Think-tanks and commentators: The mini-budget received a mixed response. The Institute for Economic Affairs welcomed it, with Director Mark Littlewood saying: “Only by bearing down on the amount of tax the state collects across the income spectrum, and reducing the regulatory burden, can we create better conditions for growth”. Robert Colville, Director at the Centre for Policy Studies said: “This Government has been bold and ambitious in pursuing a pro-growth agenda – not just for now, but over the long term. However, Money Saving Expert Martin Lewis described it on Twitter as 'staggering', adding: 'I really hope it works.
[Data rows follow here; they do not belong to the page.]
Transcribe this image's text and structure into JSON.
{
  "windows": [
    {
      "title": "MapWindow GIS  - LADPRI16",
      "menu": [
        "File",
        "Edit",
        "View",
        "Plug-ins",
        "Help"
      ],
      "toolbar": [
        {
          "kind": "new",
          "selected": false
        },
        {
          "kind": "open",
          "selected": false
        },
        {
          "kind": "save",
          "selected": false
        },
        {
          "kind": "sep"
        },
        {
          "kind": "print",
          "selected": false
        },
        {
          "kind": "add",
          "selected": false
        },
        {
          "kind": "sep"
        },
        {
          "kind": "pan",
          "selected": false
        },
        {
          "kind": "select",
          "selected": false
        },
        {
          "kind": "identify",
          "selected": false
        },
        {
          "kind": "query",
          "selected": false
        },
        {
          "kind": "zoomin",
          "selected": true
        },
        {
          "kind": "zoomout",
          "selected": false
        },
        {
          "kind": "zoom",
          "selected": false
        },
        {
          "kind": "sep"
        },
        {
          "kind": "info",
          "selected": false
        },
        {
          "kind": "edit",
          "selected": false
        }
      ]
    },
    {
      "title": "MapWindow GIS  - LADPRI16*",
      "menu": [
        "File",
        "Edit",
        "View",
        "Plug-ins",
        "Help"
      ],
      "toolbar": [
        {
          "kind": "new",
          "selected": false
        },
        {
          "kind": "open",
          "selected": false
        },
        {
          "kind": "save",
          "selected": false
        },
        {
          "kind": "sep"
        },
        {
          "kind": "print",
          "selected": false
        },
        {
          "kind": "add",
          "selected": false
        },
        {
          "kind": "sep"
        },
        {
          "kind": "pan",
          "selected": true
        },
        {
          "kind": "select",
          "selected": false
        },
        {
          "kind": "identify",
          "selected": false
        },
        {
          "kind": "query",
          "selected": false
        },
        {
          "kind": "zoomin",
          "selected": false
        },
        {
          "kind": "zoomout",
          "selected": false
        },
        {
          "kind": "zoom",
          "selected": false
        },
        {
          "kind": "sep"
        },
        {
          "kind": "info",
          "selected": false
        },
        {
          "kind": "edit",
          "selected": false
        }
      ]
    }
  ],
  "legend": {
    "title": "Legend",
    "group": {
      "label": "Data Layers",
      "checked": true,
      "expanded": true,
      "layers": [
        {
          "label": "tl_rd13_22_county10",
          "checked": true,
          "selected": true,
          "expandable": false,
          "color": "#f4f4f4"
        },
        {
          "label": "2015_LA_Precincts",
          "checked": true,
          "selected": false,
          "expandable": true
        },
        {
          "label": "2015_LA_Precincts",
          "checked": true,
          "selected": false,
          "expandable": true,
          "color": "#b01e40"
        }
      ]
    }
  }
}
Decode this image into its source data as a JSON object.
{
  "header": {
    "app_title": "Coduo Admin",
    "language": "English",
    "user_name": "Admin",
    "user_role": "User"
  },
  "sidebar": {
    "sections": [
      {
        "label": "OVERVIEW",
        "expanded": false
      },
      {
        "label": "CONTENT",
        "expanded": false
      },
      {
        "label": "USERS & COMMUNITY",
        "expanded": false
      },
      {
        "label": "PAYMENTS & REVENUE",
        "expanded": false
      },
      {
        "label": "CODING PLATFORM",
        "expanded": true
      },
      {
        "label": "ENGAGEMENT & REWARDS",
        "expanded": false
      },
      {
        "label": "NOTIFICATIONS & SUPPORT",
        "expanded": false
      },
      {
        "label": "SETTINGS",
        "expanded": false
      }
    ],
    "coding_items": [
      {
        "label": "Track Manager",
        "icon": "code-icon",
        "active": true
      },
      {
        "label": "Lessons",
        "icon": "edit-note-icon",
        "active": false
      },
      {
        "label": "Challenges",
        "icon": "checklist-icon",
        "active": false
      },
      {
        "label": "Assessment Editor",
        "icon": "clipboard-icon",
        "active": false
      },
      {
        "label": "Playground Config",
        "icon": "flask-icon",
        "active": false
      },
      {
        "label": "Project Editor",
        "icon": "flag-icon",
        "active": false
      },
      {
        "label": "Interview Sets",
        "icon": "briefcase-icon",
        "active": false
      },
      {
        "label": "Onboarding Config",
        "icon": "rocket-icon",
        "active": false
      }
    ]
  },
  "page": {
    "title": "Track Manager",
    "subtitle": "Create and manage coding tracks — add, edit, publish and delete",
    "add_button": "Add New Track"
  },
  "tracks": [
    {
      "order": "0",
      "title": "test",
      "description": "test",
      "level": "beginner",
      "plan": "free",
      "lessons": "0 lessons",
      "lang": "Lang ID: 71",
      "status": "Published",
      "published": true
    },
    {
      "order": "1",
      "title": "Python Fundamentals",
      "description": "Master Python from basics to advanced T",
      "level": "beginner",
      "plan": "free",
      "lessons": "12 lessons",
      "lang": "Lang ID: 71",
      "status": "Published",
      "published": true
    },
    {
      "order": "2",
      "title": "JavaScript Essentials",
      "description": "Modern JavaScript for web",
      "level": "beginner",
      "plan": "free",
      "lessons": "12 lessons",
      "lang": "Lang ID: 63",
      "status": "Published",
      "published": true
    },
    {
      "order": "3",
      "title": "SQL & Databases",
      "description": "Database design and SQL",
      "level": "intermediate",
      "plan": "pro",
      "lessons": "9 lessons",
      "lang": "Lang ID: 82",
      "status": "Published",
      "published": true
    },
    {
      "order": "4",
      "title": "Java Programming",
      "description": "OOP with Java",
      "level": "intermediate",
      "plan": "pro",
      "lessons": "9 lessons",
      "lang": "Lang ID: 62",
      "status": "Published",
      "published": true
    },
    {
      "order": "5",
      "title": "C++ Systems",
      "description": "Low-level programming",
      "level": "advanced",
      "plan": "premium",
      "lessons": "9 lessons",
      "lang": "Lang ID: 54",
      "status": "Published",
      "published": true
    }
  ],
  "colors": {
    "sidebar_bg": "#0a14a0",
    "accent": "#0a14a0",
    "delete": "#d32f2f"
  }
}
I really worry what happens if it doesn't.' Paul Johnson, director of the Institute for Fiscal Studies, appeared unimpressed, saying: “Kwarteng is betting the house with his vast tax cuts.” “Kwarteng has shown himself willing to gamble with fiscal sustainability in order to push through these huge tax cuts, he added. “He is willing to shrug off the risks of inflation, and to invite significantly higher interest rates. Injecting demand into this high-inflation economy leaves the government pulling in the exact opposite direction to the Bank of England, who are likely to raise rates in response. Ruth Gregory, senior UK economist at Capital Economics also described the mini-budget at as “gamble,” telling the Daily Mail: “The Chancellor claimed that this was a plan for growth but unless…the government's fiscal policy boosts GDP growth by 0.5-1.0ppts per annum, the risk is that once the near-term boost to GDP fades, the legacy of the government's fiscal plans will be higher interest rates and a higher public debt burden. The market reaction, which included a jump in gilt yields means higher borrowing costs are already here”.  Alison Hill, tax partner at PwC said: “Overhaul of income taxes will make Britain stand out” with abolition of the top rate of income tax as “one of the biggest Budget shocks in recent memory”.

“If this was a 'mini-Budget' it begs the question what is the Chancellor saving for the full Budget?” she added.